Engineering

From Aerospace to Asphalt: Why Your Car Has Less Telemetry Than a 1970s Satellite

Oghenemaro Oghenovo
3 min read
From Aerospace to Asphalt: Why Your Car Has Less Telemetry Than a 1970s Satellite

In 1996, the EPA standardized OBD-II. Every passenger vehicle sold in North America since has used essentially the same diagnostic protocol: roughly 10 parameters, sampled at 1 Hz, accessible through a 16-pin port under the dashboard.

In 1978, NASA's GOES-3 weather satellite was reporting telemetry on 2,200 parameters at rates up to 40 Hz — from geostationary orbit, over a bandwidth-constrained S-band link, with 1970s silicon.

Your car has less observability than a 47-year-old satellite.

This isn't a complaint. It's the thing our founding team couldn't stop thinking about.

The gap is structural, not technical

We came out of aerospace and orbital systems engineering. The three of us had spent our careers building the instrumentation around propulsion, attitude control, and power distribution on vehicles that cost nine figures and could not, under any circumstances, fail silently. The discipline that made those systems work wasn't mysterious — it was just exhaustive measurement plus ruthless signal processing.

Then we started looking at cars.

Modern vehicles are, structurally, much more sophisticated than 1970s satellites. A contemporary EV has around 3,000 sensors, 80+ ECUs, and a CAN/Ethernet bus topology that moves gigabytes of data per drive. The hardware is there. The instrumentation is there.

What's missing is the architectural decision to treat that data as signal, not as tripwires.

OBD-II was designed to answer one question: is this vehicle polluting more than the regulation allows? It was built by regulators, for regulators, to enforce emissions compliance. It was never meant to predict failure, assess fleet health, or give you 48 hours of warning before a bearing seizes. It does exactly what it was asked to do and nothing else.

The result: automotive engineers have access to an unbelievable quantity of internal sensor data while the vehicle is running, and almost none of it leaves the car.

Why aerospace got there first

Three reasons, all economic:

  1. Satellites can't be towed. If a reaction wheel starts degrading on-orbit, nobody's going up there to replace it. You either detect the drift early and compensate with software, or the spacecraft dies. This forced predictive maintenance into spacecraft engineering from day one.

  2. Downtime is catastrophically expensive. A single day of lost transponder time on a commercial communications satellite is a seven-figure revenue event. That math funds a lot of telemetry.

  3. The platform operators owned the full stack. NASA, Lockheed, or SES designed the hardware, wrote the firmware, operated the ground stations, and analyzed the telemetry in-house. There were no competing vendor interests to negotiate around.

Automotive has inverted almost all of these. Drivers can be towed. Downtime is irritating but survivable.

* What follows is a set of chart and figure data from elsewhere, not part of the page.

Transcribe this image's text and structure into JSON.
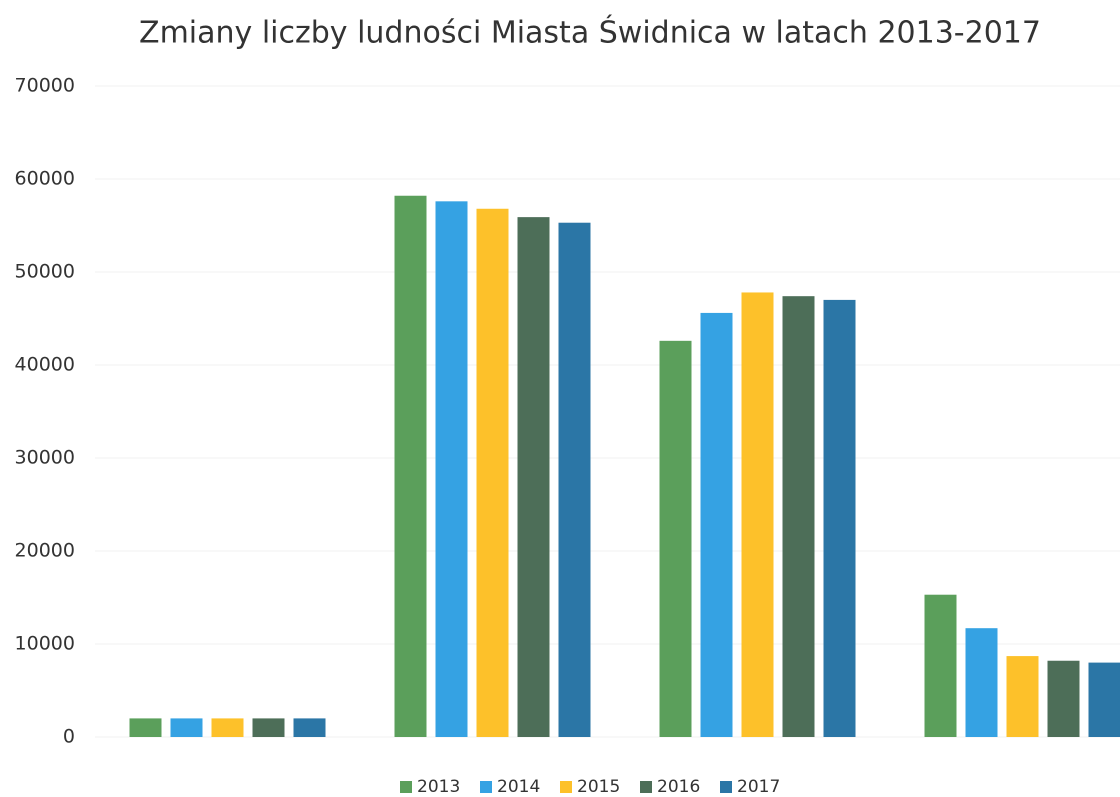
{
  "chart_data": {
    "type": "bar",
    "title": "Zmiany liczby ludności Miasta Świdnica w latach 2013-2017",
    "categories": [
      null,
      null,
      null,
      null
    ],
    "series": [
      {
        "name": "2013",
        "color": "#5b9f5b",
        "values": [
          2000,
          58200,
          42600,
          15300
        ]
      },
      {
        "name": "2014",
        "color": "#35a2e3",
        "values": [
          2000,
          57600,
          45600,
          11700
        ]
      },
      {
        "name": "2015",
        "color": "#fdc12a",
        "values": [
          2000,
          56800,
          47800,
          8700
        ]
      },
      {
        "name": "2016",
        "color": "#4d6e58",
        "values": [
          2000,
          55900,
          47400,
          8200
        ]
      },
      {
        "name": "2017",
        "color": "#2b76a6",
        "values": [
          2000,
          55300,
          47000,
          8000
        ]
      }
    ],
    "ylim": [
      0,
      70000
    ],
    "yticks": [
      0,
      10000,
      20000,
      30000,
      40000,
      50000,
      60000,
      70000
    ],
    "grid": true,
    "legend": "bottom"
  }
}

And the ecosystem is fragmented across OEMs, tier-one suppliers, aftermarket shops, insurers, and fleet managers — none of whom had a natural incentive to build cross-vehicle, cross-brand telemetry intelligence.

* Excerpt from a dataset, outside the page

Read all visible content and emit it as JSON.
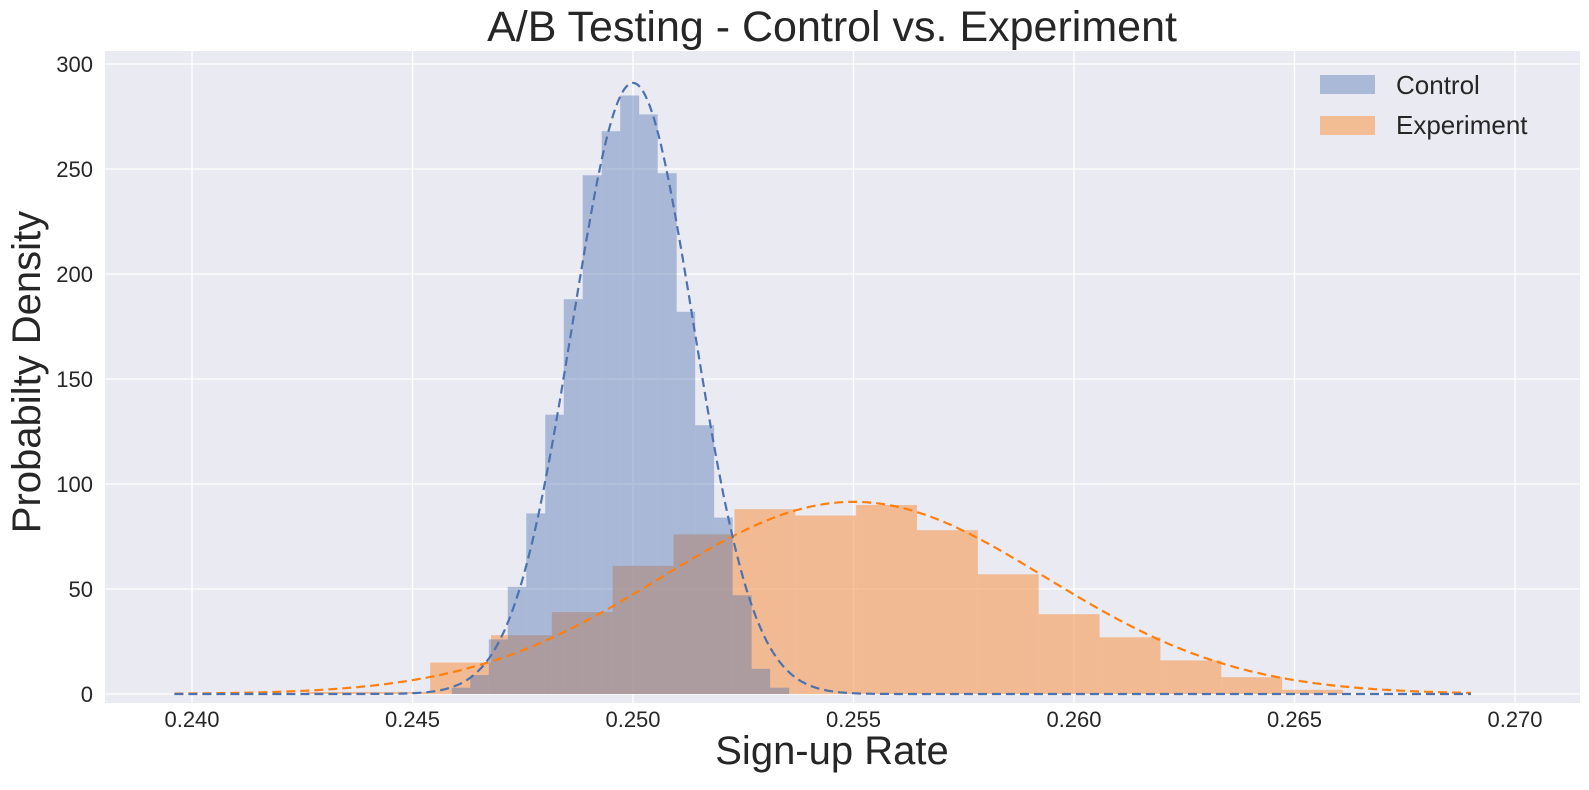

Until recently, no one was both technically equipped and commercially motivated to close the gap.

What we ended up building

We started with a simple question: what would a vehicle look like if it was instrumented the way a spacecraft is?

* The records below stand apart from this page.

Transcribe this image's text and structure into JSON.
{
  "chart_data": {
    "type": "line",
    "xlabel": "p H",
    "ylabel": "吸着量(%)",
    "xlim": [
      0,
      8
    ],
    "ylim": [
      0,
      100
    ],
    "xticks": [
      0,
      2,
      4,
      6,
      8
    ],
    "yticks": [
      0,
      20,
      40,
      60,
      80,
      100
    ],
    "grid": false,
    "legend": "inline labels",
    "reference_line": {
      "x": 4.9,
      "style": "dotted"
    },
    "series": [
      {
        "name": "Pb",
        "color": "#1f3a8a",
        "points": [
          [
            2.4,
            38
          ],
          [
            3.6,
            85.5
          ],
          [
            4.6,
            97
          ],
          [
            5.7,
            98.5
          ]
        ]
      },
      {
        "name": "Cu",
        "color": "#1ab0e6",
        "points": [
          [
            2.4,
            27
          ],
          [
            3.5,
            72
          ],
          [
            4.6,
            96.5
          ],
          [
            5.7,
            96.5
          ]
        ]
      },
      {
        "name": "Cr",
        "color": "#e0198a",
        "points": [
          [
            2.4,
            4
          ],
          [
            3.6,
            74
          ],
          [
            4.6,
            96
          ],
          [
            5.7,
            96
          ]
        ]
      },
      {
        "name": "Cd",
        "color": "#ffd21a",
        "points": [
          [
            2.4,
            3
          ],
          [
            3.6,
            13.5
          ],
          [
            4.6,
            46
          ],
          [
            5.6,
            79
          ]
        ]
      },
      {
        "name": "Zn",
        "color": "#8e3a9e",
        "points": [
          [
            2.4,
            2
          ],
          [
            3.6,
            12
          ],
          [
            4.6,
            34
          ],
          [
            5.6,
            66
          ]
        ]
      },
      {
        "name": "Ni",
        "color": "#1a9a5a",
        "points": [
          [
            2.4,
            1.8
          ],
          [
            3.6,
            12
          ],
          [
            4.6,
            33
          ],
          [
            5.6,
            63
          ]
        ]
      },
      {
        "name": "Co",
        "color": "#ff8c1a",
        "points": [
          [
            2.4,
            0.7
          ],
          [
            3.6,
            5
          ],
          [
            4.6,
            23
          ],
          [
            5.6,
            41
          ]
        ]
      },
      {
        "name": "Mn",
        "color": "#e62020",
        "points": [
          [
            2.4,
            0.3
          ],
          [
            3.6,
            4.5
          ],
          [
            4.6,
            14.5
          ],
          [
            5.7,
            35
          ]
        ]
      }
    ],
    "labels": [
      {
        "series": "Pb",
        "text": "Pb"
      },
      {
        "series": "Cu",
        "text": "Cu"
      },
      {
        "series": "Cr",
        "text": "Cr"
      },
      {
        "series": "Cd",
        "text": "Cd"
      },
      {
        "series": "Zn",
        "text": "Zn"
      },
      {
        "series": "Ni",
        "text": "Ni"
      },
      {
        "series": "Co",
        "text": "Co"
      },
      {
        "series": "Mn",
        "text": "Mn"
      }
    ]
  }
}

Not more sensors. Better use of the sensors already there. A sampling stack that could pull from the CAN bus at up to 60 Hz, a hardware security module for bus isolation, a neural model trained on fleet-aggregated signatures rather than per-vehicle thresholds, and an event-stream architecture that treats anomalies as first-class data rather than binary alarms.

The engineering problem is the one we already knew how to solve. The interesting work has been the cultural one — convincing drivers, fleet managers, and insurers that "my car is fine because the light isn't on" is approximately as rigorous as "the engine room is fine because nobody smells smoke."

Once that shifts, the rest is arithmetic.

Where this goes

Every domain that has made this transition — aviation, rail, industrial motors, semiconductor fabs, utility-grade power generation — has followed the same curve. First, a small number of operators adopt predictive instrumentation because the ROI is obvious for them specifically. Then insurers start pricing it in. Then regulators codify it. Then it becomes unthinkable to run equipment without it.

Cars are somewhere between step one and step two.

We're building for step four.

The check engine light was a good idea for 1996. It shipped in a world where compute was expensive, bandwidth was scarce, and real-time signal processing required a datacenter. None of those constraints still exist. A Raspberry Pi 5 has more processing power than the ground station that flew Voyager.

There's no longer any technical reason your car should have worse telemetry than a satellite launched during disco. The Neural Sentinel is our argument that it shouldn't.